Queria dar ao filme uma sensação de final aberto, mas também a de que, de alguma forma, a vida seguirá em frente com força e comunidade. Talvez os personagens não estejam onde o público queria que eles estivessem no final da história, mas espero que haja uma sensação de que, como você disse, eles têm a vida inteira pela frente. O que pode ser mais otimista do que isso?

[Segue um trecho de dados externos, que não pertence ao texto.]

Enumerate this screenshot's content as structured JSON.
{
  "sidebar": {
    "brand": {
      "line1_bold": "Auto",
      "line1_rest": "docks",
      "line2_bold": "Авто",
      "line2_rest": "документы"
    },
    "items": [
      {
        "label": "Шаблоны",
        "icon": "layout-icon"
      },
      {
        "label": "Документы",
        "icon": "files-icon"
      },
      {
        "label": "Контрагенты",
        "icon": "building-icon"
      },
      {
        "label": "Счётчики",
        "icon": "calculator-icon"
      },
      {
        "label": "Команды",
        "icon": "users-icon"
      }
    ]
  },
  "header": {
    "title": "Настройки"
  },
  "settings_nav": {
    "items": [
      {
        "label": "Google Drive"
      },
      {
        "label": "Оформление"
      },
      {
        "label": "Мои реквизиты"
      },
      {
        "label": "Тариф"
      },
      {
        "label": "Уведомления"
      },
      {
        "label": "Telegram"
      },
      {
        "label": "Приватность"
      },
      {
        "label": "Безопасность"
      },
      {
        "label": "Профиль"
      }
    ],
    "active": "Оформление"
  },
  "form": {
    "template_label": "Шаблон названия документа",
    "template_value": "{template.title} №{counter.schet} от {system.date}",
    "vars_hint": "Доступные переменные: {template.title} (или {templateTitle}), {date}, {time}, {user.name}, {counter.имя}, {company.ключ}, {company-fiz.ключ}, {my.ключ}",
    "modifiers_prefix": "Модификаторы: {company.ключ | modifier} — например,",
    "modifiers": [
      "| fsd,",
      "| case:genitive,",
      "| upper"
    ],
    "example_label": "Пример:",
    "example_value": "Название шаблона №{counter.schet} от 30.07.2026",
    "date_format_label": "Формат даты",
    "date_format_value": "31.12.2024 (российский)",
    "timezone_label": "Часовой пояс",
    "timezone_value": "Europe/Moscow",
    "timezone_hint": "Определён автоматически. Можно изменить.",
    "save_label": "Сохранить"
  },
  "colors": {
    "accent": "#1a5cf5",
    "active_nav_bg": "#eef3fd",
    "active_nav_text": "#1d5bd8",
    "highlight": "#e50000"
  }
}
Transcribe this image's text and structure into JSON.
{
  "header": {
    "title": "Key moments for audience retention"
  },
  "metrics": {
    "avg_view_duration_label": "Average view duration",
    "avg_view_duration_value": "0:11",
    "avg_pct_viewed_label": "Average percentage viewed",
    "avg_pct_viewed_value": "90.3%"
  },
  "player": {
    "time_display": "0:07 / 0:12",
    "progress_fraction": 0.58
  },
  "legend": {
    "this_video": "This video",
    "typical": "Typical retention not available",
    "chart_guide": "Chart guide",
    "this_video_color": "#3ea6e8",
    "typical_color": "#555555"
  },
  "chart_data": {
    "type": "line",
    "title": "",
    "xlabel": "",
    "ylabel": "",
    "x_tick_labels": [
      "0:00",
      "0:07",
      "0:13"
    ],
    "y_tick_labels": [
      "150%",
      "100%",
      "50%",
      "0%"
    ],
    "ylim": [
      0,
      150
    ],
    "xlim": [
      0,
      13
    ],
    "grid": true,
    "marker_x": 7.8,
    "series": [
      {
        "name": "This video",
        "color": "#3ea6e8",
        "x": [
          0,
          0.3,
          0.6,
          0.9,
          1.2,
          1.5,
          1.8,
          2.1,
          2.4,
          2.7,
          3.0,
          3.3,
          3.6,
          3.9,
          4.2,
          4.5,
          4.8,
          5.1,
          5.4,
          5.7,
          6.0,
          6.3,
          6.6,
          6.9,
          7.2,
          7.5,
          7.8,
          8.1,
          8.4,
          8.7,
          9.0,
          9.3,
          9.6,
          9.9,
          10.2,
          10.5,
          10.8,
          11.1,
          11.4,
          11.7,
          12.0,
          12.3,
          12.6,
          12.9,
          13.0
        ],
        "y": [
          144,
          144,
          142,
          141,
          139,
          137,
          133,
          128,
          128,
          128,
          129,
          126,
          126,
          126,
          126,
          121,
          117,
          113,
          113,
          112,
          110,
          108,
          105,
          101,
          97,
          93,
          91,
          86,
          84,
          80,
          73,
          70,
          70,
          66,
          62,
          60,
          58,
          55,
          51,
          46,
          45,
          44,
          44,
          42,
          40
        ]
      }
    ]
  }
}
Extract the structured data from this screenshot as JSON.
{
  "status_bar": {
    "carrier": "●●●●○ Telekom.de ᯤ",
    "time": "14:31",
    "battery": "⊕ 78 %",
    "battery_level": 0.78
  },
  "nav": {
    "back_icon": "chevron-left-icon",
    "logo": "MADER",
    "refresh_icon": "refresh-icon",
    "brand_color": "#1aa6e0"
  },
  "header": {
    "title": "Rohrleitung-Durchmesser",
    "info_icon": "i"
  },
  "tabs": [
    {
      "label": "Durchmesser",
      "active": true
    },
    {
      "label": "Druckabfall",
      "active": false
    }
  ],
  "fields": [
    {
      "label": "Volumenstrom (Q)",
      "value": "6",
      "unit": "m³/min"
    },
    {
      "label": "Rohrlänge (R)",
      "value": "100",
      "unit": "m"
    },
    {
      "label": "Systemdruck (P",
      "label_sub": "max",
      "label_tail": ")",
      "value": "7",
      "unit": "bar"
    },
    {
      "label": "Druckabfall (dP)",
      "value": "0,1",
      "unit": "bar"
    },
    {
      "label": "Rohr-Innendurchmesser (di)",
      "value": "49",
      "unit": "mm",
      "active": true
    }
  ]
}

Ao escrever o roteiro, o desafio para mim foi não enterrar os personagens em drama e conflito. Em um coming of age [termo usado para filmes que retratam um processo de amadurecimento da personagem], a narrativa esperada é a de que uma criança passe por camadas de conflito – com os pais, a sociedade, seu próprio corpo, seu interesse amoroso etc – para nascer como um adulto. No entanto, como o tema do meu filme era a tradição no mundo moderno, não queria que a narrativa passasse por um conflito direto. Queria que a tradição e a modernidade coexistissem de maneiras complexas, mas mundanas. Queria que houvesse tensão em todos os aspectos da vida do protagonista, mas que o filme não fosse sobre fazer uma escolha dramática entre amor e xamanismo. Queria mostrar a vida desse jovem por meio de cenas e encontros cotidianos que, em última análise, compõem um mosaico da vida mongol moderna.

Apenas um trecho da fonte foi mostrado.